# Happy Birthday evangilder!



## GrauGeist (May 27, 2009)

Hope you have a great Birthday!


----------



## Marcel (May 27, 2009)

Gefeliciteerd Eric!


----------



## imalko (May 27, 2009)

Wish you happy Birthday Eric and many more to come!


----------



## Maximowitz (May 27, 2009)

Happy Birthday! Many Happy Returns!


----------



## rochie (May 27, 2009)

many happy returns Eric, happy birthday


----------



## lesofprimus (May 27, 2009)

Well, well, well, look at this, someone else just turned 43.... Welcome to the club Brother, and a Very Happy Birthday my friend.....


----------



## Gnomey (May 27, 2009)

Happy Birthday Eric!


----------



## Wurger (May 27, 2009)

Forty three.....when it was, oh boy. 

* A Happy Birthday Eric !!! My best wishes !!! *


----------



## v2 (May 27, 2009)

Happy Birthday Eric!


----------



## pbfoot (May 27, 2009)

Happy Bday ,neil


----------



## evangilder (May 27, 2009)

Thanks fellas. I hate when Dan gets a year older, cause that means I am right behind him. Ah well, just a number. 

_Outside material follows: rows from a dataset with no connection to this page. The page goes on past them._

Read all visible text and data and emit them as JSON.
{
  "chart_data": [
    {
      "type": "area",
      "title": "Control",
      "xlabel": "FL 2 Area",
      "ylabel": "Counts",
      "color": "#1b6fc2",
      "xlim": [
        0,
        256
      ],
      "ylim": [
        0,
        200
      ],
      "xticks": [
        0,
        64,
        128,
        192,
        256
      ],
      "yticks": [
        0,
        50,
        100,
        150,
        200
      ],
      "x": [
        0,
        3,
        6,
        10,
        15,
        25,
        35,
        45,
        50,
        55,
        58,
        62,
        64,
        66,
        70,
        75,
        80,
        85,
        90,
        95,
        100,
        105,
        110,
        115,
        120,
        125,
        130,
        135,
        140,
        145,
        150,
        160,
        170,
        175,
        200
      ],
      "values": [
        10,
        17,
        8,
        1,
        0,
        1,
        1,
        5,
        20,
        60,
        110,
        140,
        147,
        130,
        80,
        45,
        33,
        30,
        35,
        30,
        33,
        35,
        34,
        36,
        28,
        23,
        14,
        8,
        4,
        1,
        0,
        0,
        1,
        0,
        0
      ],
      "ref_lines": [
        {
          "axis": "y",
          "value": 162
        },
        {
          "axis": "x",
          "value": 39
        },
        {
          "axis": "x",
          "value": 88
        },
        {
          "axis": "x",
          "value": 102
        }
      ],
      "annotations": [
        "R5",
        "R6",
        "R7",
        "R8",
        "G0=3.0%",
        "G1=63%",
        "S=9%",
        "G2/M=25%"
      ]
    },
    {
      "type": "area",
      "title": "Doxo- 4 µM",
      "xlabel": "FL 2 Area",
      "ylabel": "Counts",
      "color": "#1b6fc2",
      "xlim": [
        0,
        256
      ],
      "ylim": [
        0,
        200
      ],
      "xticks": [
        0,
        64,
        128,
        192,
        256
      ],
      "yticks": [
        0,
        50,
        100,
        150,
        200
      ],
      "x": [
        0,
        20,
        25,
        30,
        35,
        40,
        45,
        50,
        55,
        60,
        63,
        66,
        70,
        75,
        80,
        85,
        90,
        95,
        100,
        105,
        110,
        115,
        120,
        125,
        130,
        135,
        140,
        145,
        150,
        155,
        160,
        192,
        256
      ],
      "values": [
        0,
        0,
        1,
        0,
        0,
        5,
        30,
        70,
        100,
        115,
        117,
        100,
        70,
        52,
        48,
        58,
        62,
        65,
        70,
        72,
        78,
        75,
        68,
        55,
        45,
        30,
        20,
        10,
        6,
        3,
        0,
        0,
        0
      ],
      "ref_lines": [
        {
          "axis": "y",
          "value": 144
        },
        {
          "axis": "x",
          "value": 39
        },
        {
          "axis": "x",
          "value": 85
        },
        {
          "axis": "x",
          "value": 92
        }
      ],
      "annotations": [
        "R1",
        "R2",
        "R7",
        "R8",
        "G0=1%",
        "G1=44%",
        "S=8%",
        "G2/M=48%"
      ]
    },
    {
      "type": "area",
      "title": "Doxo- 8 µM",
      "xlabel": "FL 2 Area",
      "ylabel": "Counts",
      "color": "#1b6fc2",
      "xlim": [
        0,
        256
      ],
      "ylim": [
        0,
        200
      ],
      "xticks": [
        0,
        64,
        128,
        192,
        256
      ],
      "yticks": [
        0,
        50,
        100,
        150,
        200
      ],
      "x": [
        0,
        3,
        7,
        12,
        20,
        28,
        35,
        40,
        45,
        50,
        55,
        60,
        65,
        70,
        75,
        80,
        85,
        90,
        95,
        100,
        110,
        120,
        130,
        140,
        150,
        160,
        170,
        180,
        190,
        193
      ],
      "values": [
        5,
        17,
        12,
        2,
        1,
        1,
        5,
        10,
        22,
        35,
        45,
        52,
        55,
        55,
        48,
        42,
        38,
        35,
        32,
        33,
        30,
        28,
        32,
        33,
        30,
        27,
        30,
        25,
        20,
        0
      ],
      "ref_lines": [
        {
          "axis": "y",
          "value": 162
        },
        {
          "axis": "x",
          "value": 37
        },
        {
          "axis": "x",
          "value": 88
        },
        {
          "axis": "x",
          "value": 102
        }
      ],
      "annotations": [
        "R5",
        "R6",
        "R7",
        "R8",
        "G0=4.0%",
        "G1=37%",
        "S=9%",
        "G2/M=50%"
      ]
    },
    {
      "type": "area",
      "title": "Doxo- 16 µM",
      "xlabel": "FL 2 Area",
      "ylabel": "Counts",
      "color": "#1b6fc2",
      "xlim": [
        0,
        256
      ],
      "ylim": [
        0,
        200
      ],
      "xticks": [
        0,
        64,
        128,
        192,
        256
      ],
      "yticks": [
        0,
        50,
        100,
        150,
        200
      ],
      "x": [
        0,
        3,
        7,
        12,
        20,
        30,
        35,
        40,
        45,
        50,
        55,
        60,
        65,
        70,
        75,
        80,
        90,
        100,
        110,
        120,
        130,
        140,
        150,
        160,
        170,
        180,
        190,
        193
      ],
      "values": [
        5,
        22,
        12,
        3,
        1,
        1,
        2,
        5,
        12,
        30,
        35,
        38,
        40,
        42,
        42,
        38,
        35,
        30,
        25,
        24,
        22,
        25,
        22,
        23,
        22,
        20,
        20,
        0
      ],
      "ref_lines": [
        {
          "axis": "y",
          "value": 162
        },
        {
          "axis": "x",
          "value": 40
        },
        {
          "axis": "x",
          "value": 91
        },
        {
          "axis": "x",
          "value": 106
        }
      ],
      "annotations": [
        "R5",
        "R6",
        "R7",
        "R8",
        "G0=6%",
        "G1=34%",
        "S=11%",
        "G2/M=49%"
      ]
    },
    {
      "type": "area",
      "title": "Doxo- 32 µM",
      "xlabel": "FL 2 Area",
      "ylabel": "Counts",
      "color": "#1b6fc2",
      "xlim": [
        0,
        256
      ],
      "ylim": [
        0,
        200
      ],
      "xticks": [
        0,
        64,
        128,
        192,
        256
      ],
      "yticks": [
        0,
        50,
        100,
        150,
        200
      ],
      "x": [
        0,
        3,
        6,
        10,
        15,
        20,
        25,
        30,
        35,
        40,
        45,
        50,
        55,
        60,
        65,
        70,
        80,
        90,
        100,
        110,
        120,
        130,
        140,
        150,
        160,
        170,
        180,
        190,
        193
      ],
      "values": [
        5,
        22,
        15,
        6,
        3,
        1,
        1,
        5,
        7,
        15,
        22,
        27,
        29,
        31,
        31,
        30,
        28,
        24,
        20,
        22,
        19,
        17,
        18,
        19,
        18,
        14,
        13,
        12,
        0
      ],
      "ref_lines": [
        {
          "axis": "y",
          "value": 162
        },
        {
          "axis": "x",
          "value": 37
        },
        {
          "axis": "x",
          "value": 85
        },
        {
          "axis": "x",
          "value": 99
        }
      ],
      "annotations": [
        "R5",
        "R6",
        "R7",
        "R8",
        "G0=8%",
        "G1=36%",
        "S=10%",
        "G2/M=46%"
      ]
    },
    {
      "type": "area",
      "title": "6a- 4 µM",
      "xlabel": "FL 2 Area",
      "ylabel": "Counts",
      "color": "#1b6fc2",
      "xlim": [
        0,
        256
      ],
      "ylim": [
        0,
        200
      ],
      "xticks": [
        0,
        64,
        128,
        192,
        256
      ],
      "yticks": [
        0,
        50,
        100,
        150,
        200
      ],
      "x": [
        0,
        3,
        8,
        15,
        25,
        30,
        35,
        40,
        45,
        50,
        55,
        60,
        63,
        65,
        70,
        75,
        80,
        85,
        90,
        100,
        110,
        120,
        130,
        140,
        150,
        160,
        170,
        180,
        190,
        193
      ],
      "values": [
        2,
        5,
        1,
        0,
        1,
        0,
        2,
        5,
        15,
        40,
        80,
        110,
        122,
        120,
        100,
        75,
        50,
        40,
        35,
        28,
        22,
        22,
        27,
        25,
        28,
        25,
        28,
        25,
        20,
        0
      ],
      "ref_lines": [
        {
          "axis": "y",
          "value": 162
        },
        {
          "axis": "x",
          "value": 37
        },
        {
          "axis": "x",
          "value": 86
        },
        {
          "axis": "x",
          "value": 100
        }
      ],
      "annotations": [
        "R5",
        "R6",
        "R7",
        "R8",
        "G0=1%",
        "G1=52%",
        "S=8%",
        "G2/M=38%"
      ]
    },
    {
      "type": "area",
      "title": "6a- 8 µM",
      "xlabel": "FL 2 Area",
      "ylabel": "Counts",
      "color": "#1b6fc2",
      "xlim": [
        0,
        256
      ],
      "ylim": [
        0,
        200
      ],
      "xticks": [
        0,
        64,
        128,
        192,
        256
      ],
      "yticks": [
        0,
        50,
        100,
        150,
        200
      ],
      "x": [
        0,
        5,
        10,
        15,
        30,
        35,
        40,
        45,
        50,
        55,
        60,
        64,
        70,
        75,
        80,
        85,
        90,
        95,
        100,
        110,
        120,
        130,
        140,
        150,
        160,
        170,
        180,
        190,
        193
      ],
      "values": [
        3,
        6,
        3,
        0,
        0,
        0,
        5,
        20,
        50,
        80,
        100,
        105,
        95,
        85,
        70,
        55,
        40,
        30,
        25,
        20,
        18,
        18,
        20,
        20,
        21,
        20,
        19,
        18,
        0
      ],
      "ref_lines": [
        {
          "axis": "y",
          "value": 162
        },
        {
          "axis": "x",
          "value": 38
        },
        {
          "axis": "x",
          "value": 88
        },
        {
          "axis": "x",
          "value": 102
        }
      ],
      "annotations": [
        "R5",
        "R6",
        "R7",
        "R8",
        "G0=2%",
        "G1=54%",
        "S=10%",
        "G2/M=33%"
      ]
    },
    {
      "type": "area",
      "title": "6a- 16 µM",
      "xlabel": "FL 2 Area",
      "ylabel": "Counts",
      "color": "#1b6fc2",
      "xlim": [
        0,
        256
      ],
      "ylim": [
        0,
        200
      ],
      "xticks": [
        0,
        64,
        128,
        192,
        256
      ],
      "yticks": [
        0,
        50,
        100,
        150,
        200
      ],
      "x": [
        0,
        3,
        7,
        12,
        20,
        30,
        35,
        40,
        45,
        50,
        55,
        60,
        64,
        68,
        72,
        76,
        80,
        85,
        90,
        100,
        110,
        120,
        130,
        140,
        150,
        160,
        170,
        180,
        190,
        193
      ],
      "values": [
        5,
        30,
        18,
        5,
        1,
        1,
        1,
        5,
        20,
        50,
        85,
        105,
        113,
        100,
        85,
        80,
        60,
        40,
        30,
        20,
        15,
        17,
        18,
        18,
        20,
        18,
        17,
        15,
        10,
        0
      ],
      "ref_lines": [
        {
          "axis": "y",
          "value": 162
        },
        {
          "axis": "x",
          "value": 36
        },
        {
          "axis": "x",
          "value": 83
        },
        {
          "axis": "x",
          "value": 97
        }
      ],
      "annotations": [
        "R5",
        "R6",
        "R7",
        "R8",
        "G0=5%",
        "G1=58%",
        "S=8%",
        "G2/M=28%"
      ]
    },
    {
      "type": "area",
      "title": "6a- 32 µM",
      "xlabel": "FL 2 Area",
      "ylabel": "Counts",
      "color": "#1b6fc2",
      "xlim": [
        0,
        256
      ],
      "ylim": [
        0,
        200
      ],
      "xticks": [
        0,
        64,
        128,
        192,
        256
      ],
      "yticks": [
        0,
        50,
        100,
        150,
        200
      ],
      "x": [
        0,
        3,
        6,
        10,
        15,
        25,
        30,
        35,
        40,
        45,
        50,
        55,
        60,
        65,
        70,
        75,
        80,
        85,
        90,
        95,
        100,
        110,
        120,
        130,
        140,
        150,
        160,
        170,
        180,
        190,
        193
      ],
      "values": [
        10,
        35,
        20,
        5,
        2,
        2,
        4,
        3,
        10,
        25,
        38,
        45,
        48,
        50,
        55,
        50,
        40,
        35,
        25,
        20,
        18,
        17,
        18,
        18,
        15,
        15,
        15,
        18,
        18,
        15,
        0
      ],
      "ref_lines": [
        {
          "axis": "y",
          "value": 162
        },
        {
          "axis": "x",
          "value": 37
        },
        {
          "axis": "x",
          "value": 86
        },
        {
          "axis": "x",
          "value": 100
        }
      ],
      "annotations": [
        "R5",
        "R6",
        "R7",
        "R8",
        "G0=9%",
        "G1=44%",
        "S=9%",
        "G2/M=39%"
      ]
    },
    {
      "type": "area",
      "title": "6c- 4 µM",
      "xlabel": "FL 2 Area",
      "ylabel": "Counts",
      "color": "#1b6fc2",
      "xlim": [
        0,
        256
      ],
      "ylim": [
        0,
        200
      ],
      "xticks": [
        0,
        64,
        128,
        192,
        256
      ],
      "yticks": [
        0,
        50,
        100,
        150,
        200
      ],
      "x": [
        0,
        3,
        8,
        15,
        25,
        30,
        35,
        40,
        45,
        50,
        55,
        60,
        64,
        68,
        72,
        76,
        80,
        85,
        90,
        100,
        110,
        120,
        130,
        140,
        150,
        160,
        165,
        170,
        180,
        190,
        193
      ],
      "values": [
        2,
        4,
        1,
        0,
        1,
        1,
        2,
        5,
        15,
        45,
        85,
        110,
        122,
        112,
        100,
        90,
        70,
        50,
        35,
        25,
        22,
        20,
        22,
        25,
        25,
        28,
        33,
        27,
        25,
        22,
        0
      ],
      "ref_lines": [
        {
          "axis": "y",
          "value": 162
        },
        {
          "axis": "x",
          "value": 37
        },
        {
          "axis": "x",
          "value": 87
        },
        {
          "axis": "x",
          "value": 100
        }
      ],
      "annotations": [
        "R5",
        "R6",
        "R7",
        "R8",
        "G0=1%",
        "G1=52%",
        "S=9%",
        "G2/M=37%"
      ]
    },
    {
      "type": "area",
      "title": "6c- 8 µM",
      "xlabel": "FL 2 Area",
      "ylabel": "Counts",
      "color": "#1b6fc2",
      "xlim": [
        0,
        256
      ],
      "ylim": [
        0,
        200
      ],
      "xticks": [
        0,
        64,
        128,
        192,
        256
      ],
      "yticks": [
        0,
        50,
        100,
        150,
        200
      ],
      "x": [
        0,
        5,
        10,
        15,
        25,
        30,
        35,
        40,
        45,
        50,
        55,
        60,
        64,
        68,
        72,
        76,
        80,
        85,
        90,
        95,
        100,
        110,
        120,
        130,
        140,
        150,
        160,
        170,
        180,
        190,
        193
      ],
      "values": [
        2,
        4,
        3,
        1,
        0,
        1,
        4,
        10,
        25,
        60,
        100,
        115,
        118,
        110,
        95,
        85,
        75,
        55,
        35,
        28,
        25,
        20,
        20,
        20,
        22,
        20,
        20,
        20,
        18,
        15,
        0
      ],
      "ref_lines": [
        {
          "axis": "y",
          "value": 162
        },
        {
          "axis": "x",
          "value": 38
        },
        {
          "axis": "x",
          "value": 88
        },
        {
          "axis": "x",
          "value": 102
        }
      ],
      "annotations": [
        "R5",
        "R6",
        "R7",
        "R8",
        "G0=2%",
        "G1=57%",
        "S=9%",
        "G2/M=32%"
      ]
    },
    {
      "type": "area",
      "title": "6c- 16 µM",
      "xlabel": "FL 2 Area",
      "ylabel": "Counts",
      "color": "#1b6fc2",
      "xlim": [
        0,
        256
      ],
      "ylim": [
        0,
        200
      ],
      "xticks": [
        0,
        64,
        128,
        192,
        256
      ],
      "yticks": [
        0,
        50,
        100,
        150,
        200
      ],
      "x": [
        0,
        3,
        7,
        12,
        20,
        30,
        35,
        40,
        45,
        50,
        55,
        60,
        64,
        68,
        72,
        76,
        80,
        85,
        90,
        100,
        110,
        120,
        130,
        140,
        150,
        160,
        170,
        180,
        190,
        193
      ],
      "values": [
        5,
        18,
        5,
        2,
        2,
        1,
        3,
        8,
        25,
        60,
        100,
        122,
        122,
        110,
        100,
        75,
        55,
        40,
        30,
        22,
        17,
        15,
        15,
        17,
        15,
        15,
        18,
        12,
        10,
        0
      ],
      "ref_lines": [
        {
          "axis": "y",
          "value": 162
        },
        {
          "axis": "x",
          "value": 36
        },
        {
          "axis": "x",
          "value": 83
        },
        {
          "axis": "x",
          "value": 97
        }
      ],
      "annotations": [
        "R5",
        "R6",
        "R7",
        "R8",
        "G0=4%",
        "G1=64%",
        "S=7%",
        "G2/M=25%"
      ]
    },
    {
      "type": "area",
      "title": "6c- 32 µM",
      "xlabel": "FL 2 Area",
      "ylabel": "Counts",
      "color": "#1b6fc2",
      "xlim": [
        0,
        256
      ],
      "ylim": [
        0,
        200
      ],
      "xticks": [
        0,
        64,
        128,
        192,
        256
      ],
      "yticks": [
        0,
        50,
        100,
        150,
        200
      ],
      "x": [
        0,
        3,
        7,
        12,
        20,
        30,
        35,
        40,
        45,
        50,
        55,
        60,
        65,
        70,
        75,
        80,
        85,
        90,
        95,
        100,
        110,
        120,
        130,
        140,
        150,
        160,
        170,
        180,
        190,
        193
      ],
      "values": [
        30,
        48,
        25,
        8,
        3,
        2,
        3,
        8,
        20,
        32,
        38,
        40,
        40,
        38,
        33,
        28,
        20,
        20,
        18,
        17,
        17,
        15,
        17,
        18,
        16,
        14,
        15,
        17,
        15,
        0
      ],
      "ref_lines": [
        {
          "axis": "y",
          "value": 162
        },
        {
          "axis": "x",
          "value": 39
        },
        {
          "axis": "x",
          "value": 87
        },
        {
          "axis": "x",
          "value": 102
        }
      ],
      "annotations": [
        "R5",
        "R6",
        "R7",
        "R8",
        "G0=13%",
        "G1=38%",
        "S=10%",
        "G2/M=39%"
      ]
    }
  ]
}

I appreciate the sentiments, guys!


----------



## 109ROAMING (May 27, 2009)

Happy birthday!!!!


----------



## FLYBOYJ (May 27, 2009)

Ya ole fart!


----------



## Lucky13 (May 27, 2009)

Many happy returns old man...!


----------



## Wayne Little (May 27, 2009)

Happy Birthday Eric!


----------



## Catch22 (May 27, 2009)

Happy birthday!


----------



## Cota1992 (May 27, 2009)

Happy Birthday!!!!


----------



## Njaco (May 27, 2009)

I reminise like Wurger! 

Happie Burfdae!!


----------



## Thorlifter (May 27, 2009)

Happy birthday Eric. I hope you have a great one.


----------



## ToughOmbre (May 27, 2009)

Happy Birthday Eric!



TO


----------



## Doughboy (May 27, 2009)

Happy birthday Evanglider.


----------



## RabidAlien (May 27, 2009)

Happy Birthday!


----------



## Messy1 (May 27, 2009)

Happy Birthday!


----------



## seesul (May 27, 2009)

Happy B´day Eric!
Enjoy the celebration with your family and friends...


----------



## Airframes (May 27, 2009)

Have a very Happy Birthday Eric. Who's taking the celebration pics?!!


----------



## Vassili Zaitzev (May 27, 2009)

Happy B-day!


----------



## Geedee (May 27, 2009)

Sooooo...the weekend jaunt with the Condor guys was really a b'day gift to yourself !...way to go !.Heres to many more years of taking dodgy pics of antiquated 'ol airplanes...errrrr, do you need a support now for that huge lens you use !

Only kidding. You have a super day mate and enjoy it with best wishes


----------



## wheelsup_cavu (May 27, 2009)

Happy Birthday!
Here's to at least 43 more. 


Wheelsup


----------



## Ferdinand Foch (May 27, 2009)

Hey, Happy Birthday Evanglider!


----------



## DerAdlerIstGelandet (May 27, 2009)

Happy Birthday my friend! I wish you a wonderful day with your family and many more B-Days to come.


----------